David, qui était berger, représenta Dieu comme un Berger qui mène Son peuple vers de verts pâturages. David était aussi un guerrier et il dépeignit Dieu comme le Dieu de la guerre dans ses Psaumes: "Il m'a enseigné l'art de la guerre". Et quand David revint après avoir été victorieux il composa le Psaume: Qu'est-ce que ce Roi de Gloire?
Ainsi imagina-t-il pour lui-même et enseigna-t-il à son peuple une certaine image de Dieu, Dieu le Roi de Gloire. Aujourd'hui, s'il y a une guerre, nous n'avons plus de portes ouvertes, ni de linteaux qui s'élèvent.
Puis vint l'époque de Jésus-Christ. Jésus a dépeint Dieu comme Père. Il avait grandi sans connaître un père sur la terre, n'ayant ni foyer ni maison, ni nulle part où demeurer: "Les renards ont des terriers et les oiseaux du ciel ont des nids, mais le Fils de l'homme n'a nulle part où poser sa tête" (Matthieu VIII - 20). Il représenta un Dieu qui sait ce dont l'enfant a besoin sans que l'enfant lui dise: "J'ai besoin de ceci". Il est dit dans le Gayan: "Dieu est la réponse à toutes les questions". Ainsi, quand le père terrestre est absent, Dieu est représenté comme le Père; non pas comme le Souverain, ni comme le Dieu de la guerre; et ainsi Jésus enseigna à l'homme de s'adresser à Dieu comme des enfants s'adressent à leur père.

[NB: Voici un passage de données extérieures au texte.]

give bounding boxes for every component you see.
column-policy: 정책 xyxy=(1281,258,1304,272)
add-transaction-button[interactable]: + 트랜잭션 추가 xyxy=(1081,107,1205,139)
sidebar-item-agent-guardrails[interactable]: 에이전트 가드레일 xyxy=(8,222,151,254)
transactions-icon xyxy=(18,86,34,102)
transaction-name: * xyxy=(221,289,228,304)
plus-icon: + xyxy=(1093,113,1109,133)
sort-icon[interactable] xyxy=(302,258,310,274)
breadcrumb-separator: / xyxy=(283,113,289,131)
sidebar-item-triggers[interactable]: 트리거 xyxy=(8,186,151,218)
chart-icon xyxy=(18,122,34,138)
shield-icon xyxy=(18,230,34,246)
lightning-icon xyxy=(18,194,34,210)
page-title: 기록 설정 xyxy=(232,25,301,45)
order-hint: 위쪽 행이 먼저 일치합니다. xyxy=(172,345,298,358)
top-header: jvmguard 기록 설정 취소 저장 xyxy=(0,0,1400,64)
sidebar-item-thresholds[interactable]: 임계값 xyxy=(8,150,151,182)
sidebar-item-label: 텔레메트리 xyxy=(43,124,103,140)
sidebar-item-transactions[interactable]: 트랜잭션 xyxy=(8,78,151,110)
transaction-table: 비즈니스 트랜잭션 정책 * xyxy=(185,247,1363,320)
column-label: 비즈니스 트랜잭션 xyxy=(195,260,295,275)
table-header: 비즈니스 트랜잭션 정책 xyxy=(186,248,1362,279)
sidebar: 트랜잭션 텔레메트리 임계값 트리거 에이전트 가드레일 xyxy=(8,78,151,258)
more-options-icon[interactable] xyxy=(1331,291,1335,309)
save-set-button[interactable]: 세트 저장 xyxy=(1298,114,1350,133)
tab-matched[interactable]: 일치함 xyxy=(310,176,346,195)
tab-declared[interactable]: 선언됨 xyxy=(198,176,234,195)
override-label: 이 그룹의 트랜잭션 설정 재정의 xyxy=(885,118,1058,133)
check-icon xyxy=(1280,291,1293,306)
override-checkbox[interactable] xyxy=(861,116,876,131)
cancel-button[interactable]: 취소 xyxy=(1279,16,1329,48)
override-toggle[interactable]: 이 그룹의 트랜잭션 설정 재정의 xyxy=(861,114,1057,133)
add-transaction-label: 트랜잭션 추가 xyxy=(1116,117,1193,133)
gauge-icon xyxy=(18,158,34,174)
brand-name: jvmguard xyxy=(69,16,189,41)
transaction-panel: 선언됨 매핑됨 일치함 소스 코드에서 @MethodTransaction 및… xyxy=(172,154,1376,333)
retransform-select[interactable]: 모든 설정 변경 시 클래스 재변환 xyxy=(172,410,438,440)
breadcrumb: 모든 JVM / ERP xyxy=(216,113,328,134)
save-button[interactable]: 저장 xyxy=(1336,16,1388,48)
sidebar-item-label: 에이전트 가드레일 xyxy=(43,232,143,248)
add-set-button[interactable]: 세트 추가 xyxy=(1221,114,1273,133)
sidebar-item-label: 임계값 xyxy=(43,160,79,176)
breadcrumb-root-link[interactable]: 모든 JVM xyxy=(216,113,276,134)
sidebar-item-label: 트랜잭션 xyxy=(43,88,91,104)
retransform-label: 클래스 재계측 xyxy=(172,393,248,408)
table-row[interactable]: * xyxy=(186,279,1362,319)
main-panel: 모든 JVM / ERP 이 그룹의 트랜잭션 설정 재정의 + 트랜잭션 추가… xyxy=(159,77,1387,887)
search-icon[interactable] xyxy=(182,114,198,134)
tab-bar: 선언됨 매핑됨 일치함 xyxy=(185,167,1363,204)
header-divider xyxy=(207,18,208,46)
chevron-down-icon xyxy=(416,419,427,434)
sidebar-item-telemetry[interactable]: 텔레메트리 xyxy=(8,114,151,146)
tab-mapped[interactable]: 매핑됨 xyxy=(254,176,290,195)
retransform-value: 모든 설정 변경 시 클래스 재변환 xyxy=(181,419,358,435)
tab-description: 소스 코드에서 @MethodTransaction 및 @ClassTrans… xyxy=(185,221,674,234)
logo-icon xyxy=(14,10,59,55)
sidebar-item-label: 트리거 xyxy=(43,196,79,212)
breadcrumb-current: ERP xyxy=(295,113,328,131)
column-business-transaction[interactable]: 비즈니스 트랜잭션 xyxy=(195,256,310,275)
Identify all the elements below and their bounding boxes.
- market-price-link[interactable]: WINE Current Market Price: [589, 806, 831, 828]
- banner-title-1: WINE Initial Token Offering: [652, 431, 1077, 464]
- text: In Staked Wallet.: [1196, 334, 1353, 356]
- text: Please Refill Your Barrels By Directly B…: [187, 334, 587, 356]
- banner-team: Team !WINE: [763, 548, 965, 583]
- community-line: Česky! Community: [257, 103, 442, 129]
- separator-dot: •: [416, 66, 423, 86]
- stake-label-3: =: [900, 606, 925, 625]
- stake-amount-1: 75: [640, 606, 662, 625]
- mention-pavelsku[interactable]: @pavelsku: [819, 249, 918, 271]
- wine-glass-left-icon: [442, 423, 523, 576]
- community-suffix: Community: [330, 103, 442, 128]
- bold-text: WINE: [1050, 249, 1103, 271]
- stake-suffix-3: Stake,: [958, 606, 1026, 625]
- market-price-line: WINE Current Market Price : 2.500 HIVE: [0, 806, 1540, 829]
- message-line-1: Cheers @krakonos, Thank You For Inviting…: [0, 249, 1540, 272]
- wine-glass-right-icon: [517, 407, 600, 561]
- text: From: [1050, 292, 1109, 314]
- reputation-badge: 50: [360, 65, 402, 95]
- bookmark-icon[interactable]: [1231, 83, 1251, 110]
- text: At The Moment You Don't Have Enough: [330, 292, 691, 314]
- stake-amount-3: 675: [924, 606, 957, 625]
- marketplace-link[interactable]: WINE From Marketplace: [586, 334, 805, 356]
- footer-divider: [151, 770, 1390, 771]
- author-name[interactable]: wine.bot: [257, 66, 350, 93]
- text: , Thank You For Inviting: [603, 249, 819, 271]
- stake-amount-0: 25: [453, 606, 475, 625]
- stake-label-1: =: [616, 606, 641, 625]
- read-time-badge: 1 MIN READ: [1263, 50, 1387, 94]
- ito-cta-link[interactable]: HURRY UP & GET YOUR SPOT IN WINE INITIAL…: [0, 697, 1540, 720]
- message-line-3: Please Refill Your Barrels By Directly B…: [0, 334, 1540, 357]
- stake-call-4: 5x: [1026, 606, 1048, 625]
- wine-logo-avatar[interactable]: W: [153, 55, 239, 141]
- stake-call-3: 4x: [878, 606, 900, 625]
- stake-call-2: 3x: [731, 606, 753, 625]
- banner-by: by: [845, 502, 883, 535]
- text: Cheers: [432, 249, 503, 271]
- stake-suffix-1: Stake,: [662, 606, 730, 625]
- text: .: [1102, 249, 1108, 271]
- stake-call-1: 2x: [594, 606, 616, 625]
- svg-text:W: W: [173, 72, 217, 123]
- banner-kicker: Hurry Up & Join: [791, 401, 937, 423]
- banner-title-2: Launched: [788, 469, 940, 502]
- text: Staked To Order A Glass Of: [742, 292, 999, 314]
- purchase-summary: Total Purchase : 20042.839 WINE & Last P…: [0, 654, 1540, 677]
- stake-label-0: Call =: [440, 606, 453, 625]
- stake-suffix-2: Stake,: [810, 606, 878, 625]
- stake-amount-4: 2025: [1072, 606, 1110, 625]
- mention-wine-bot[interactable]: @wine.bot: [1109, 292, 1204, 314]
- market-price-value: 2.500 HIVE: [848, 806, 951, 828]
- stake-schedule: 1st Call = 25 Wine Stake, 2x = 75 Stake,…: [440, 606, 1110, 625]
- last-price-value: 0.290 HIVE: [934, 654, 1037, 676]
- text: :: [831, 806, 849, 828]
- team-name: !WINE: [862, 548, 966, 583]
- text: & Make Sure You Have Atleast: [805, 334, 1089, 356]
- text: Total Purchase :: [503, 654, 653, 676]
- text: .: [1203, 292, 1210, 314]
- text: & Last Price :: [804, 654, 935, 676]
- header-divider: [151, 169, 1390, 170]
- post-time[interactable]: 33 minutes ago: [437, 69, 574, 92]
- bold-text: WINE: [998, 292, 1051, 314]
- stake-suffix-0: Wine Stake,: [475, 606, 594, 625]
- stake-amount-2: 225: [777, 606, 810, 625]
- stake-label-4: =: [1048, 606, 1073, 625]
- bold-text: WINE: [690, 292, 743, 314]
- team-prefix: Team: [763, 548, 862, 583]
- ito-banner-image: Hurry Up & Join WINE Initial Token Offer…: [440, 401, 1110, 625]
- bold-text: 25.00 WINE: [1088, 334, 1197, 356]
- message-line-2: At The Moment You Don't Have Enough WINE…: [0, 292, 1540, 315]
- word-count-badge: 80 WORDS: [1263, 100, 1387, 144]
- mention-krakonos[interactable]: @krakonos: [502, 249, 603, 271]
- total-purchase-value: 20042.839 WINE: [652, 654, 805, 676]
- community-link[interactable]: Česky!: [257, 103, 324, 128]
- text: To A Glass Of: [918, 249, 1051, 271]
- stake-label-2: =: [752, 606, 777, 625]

Mohammed qui toute sa vie fut poursuivi par des ennemis toujours prêts à l'accuser publiquement, pensait à Dieu en tant que Justice et que Protecteur. Au milieu d'un peuple féroce il représenta Dieu comme Miséricordieux et Compatissant. A une époque de guerres et de combats Mohammed avertit que même en faisant la guerre la compassion ne devait pas être oubliée. Ses préceptes moraux dans l'art de la guerre, par exemple la défense de couper les arbres fruitiers et d'empoisonner l'eau, si elle était observée maintenant, serait d'un bon usage. Ces préceptes furent donnés au nom de Dieu, le Dieu de Miséricorde et de Compassion.
Sa religion interdit aussi de faire des images pour les besoins religieux. L'on peut comprendre cela par le fait que si nous possédons un portrait, nous en recevons une impression très distincte: la personne représentée est comme ceci et pas autrement. Mais en l'absence d'une image nette nous avons une impression plus vaste, car elle est moins concrète. C'est de cette façon qu'un portrait apporte une limitation.
Là où les gens vivent près de la nature ils en dépeignent les forces comme des divinités - même celles qui semblent tout à fait autres que bonnes - et nous devons remarquer que les lois de la nature paraissent différentes de ce que nous enseigne la religion. Mais bien que nous ne comprenions peut-être pas ces lois, nous devons penser que Dieu est au-dessus des limitations et nous devons nous incliner. Nous voyons alors que la réponse à cette question est que Dieu n'est pas tenu à une seule loi. Cette morale était enseignée dans les anciens temps où divers dieux et déesses étaient idéalisés en tant que forces divines.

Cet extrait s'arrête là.